In 1889 Gregory returned to South Kensington to work under the Solar Physics Committee as a computer and as assistant to J. N. (later Sir Norman) Lockyer. During the three years that he spent at South Kensington Gregory was engaged for the first and only time in his life in active scientific work, but it was mainly of a routine nature: measurement of the positions and areas of sunspots, examination of the spectra of spots and prominences, study of the direct heating effect of solar radiation, comparison of the solar spectrum with those of various elements, photography of the flame spectra of elements —these would be the lines upon which he was working. 

For twenty-one years (1897-1918) he was Professor of Astronomy at Queen’s College, Harley Street, London. 

He also lectured in 1918 to troops in France and Belgium, under the auspices of the Y.M.C.A., becoming Chairman of its Education Committee and later, for many years, Vice-Chairman of its National Council

It has been said that Gregory made Nature a journal of science, published for men of science and written by men of science. In his farewell message on his retirement from the editorial chair {Nature, 7 January 1939), he wrote: ‘Throughout its existence Nature has had the active support of leading workers in scientific fields in many parts of the world.
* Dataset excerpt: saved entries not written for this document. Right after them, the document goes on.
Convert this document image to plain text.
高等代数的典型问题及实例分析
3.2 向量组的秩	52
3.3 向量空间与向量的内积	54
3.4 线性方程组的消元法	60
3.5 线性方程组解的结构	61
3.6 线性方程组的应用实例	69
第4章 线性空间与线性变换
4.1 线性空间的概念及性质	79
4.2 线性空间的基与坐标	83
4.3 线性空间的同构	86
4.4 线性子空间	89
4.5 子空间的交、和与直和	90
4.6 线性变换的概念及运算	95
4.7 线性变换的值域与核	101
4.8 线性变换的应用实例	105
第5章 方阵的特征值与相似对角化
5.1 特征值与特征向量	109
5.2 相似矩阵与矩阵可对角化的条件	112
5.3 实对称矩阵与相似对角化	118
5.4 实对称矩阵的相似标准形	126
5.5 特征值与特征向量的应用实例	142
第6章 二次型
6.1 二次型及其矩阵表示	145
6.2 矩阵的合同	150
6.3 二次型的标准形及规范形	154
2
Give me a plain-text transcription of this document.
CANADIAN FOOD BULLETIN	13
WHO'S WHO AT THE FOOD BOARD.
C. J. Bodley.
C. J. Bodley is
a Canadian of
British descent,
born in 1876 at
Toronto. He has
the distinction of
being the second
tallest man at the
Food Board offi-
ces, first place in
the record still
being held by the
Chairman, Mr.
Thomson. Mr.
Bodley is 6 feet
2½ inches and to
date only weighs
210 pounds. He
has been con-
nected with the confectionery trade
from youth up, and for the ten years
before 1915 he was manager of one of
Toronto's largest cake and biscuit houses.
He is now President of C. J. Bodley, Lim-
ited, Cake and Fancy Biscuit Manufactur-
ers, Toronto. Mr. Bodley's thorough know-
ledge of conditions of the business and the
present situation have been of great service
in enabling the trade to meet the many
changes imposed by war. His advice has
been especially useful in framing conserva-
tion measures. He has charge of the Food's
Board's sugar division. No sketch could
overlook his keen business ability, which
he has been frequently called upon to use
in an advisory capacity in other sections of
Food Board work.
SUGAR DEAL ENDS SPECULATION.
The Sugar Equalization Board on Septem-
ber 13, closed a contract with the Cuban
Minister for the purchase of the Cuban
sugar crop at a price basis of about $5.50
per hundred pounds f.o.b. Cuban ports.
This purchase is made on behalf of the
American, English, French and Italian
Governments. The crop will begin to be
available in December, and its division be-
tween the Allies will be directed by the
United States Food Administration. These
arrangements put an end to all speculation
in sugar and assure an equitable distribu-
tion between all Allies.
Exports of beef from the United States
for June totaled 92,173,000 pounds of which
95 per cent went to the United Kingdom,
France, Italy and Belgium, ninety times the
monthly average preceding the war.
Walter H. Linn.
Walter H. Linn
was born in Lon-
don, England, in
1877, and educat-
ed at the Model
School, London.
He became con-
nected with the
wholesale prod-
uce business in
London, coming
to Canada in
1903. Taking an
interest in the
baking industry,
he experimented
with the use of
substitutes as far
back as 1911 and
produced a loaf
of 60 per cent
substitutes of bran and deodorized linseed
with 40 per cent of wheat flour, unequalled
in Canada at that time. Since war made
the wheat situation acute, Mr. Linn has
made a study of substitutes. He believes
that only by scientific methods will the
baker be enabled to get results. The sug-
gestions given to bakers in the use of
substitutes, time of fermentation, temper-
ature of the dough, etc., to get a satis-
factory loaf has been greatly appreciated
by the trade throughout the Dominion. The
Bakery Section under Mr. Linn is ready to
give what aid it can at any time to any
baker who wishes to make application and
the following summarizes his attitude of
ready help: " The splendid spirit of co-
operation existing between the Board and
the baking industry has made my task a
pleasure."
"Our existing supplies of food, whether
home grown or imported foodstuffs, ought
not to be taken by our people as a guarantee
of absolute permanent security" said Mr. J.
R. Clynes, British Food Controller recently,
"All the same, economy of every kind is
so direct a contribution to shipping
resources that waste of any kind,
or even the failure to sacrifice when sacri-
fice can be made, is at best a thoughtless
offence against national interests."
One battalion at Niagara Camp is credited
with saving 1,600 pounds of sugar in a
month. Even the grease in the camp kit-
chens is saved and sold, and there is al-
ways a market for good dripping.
The aim has always been to record results of research of wide interest or particular importance, wherever it has been carried out and to present authoritative thought and opinion upon progressive scientific developments and their influence . . . My particular mission has been to make men of science conscious of their power and influence in shaping civilized life.’

He was knighted in 1919 after organizing for the British Science Guild a successful Exhibition of British Scientific Products; he became a Baronet in 1931. He was an honorary doctor of the Universities of Leeds, Bristol and St Andrews. He was elected to the Athenaeum under Rule II. Perhaps the honour which pleased him most was his election to a Fellowship of the Royal Society in 1933 under section 12 of Chapter I of the Statutes for ‘conspicuous service to the cause of science’.